The target of refinement is the maximum of the likelihood, not any of the R values (clue: it's called 'maximum likelihood refinement', not 'R-value refinement'). So it's actually completely irrelevant whether the R values go up or down during the refinement, since they are not the functions being optimised. Since the functional dependence of the R values on the parameters is quite different from that of the likelihood (for one thing the conventional R values take no account of the weighting), there's absolutely no reason why the R values should slavishly follow the likelihood in its upward trend.
So the only thing that matters is the R values at convergence. Convergence as well as optimal agreement with the model is achieved when the likelihood is a maximum under the given starting conditions, and if you were to monitor the likelihood you would see it increasing monotonically: the optimiser does not permit a downward step! So 'over-refinement' by the definition I have understood is impossible! (or maybe I have misunderstood the definition: perhaps someone could define what they mean by 'over-refinement'?).
This of course doesn't mean that if you had started with different conditions (e.g. a different model, parameterisation, weighting scheme, etc.) then you mightn't have obtained better agreement between the model & data at convergence.

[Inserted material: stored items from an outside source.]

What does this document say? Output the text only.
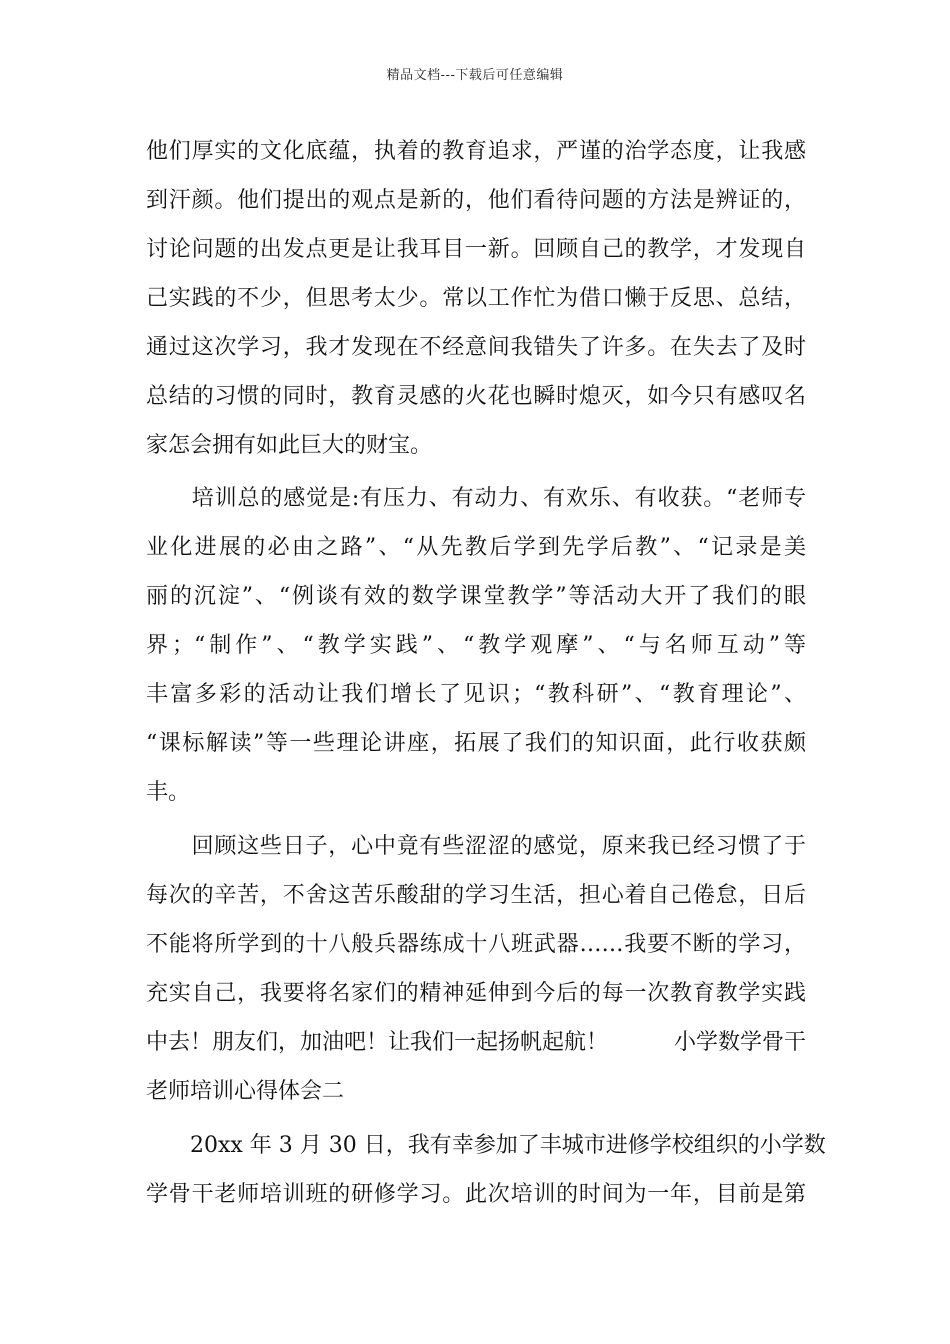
精品文档---下载后可任意编辑
他们厚实的文化底蕴，执着的教育追求，严谨的治学态度，让我感
到汗颜。他们提出的观点是新的，他们看待问题的方法是辨证的，
讨论问题的出发点更是让我耳目一新。回顾自己的教学，才发现自
己实践的不少，但思考太少。常以工作忙为借口懒于反思、总结，
通过这次学习，我才发现在不经意间我错失了许多。在失去了及时
总结的习惯的同时，教育灵感的火花也瞬时熄灭，如今只有感叹名
家怎会拥有如此巨大的财宝。
　　培训总的感觉是:有压力、有动力、有欢乐、有收获。“老师专
业化进展的必由之路”、“从先教后学到先学后教”、“记录是美
丽的沉淀”、“例谈有效的数学课堂教学”等活动大开了我们的眼
界；“制作”、“教学实践”、“教学观摩”、“与名师互动”等
丰富多彩的活动让我们增长了见识；“教科研”、“教育理论”、
“课标解读”等一些理论讲座，拓展了我们的知识面，此行收获颇
丰。
　　回顾这些日子，心中竟有些涩涩的感觉，原来我已经习惯了于
每次的辛苦，不舍这苦乐酸甜的学习生活，担心着自己倦怠，日后
不能将所学到的十八般兵器练成十八班武器……我要不断的学习，
充实自己，我要将名家们的精神延伸到今后的每一次教育教学实践
中去！朋友们，加油吧！让我们一起扬帆起航！　　　小学数学骨干
老师培训心得体会二
　　20xx 年 3 月 30 日，我有幸参加了丰城市进修学校组织的小学数
学骨干老师培训班的研修学习。此次培训的时间为一年，目前是第
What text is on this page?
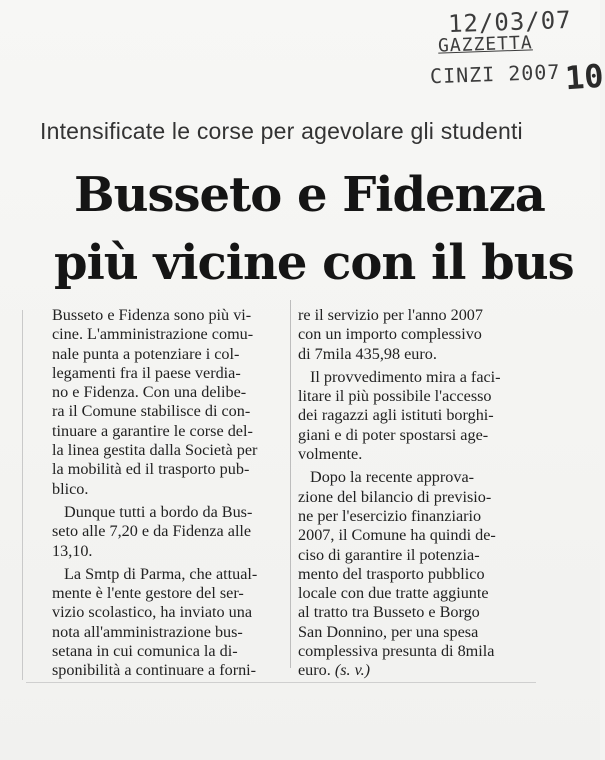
12/03/07
GAZZETTA
CINZI 2007 10
Intensificate le corse per agevolare gli studenti
Busseto e Fidenza
più vicine con il bus

Busseto e Fidenza sono più vi-
cine. L'amministrazione comu-
nale punta a potenziare i col-
legamenti fra il paese verdia-
no e Fidenza. Con una delibe-
ra il Comune stabilisce di con-
tinuare a garantire le corse del-
la linea gestita dalla Società per
la mobilità ed il trasporto pub-
blico.

Dunque tutti a bordo da Bus-
seto alle 7,20 e da Fidenza alle
13,10.

La Smtp di Parma, che attual-
mente è l'ente gestore del ser-
vizio scolastico, ha inviato una
nota all'amministrazione bus-
setana in cui comunica la di-
sponibilità a continuare a forni-

re il servizio per l'anno 2007
con un importo complessivo
di 7mila 435,98 euro.

Il provvedimento mira a faci-
litare il più possibile l'accesso
dei ragazzi agli istituti borghi-
giani e di poter spostarsi age-
volmente.

Dopo la recente approva-
zione del bilancio di previsio-
ne per l'esercizio finanziario
2007, il Comune ha quindi de-
ciso di garantire il potenzia-
mento del trasporto pubblico
locale con due tratte aggiunte
al tratto tra Busseto e Borgo
San Donnino, per una spesa
complessiva presunta di 8mila
euro. (s. v.)
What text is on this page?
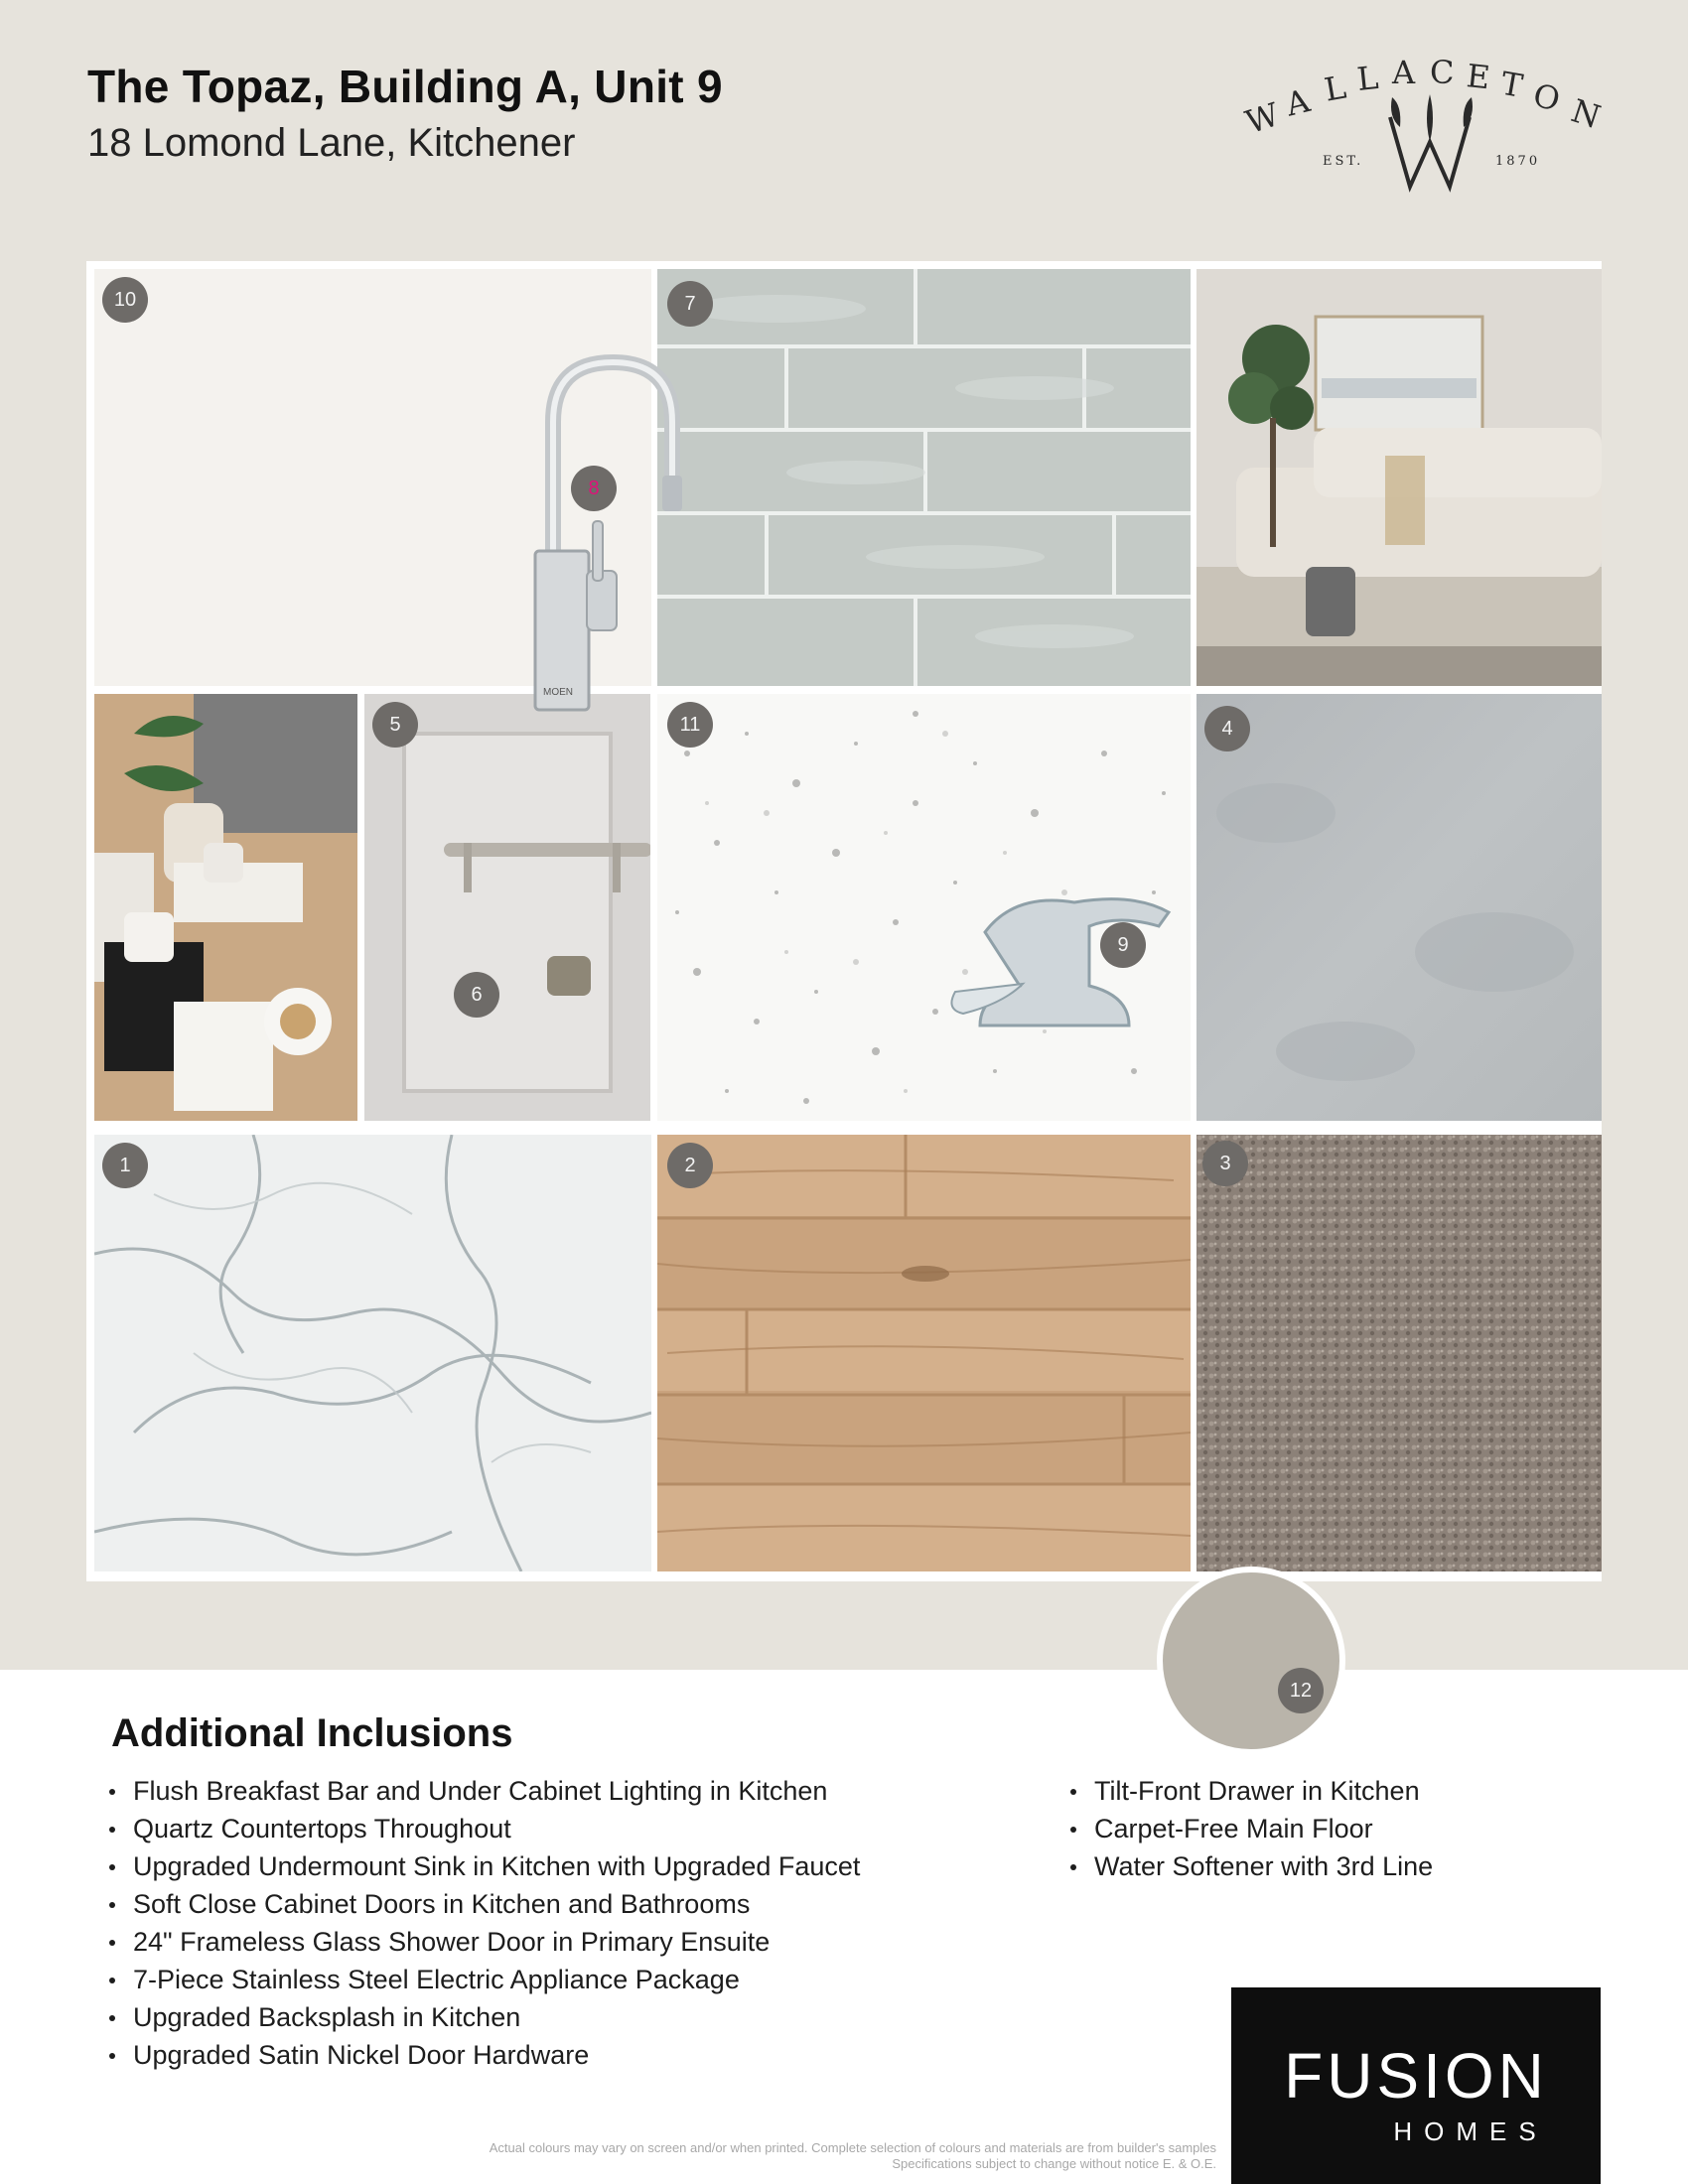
The Topaz, Building A, Unit 9
18 Lomond Lane, Kitchener
W
A L L A C E T O N
EST.	1870
10	7
5
6
11
9
4
1	2	3
12
MOEN
8
Additional Inclusions
Flush Breakfast Bar and Under Cabinet Lighting in Kitchen
Quartz Countertops Throughout
Upgraded Undermount Sink in Kitchen with Upgraded Faucet
Soft Close Cabinet Doors in Kitchen and Bathrooms
24" Frameless Glass Shower Door in Primary Ensuite
7-Piece Stainless Steel Electric Appliance Package
Upgraded Backsplash in Kitchen
Upgraded Satin Nickel Door Hardware
Tilt-Front Drawer in Kitchen
Carpet-Free Main Floor
Water Softener with 3rd Line
Actual colours may vary on screen and/or when printed. Complete selection of colours and materials are from builder's samples
Specifications subject to change without notice E. & O.E.
FUSION
HOMES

If under different starting conditions you obtain a higher Rfree at the maximum of the likelihood then it's likely you have overfitted (not over-refined), i.e. you are fitting the parameters of the model to some degree to random errors in the data. Overfitting is determined by the starting conditions (mainly the observation / effective parameter ratio), not by the conditions at convergence. The Rfree value at maximum likelihood convergence is a measure of the overfitting that was already inherent in the starting conditions: if you stop refinement before convergence Rfree will most likely not give you a true measure of the degree of overfitting.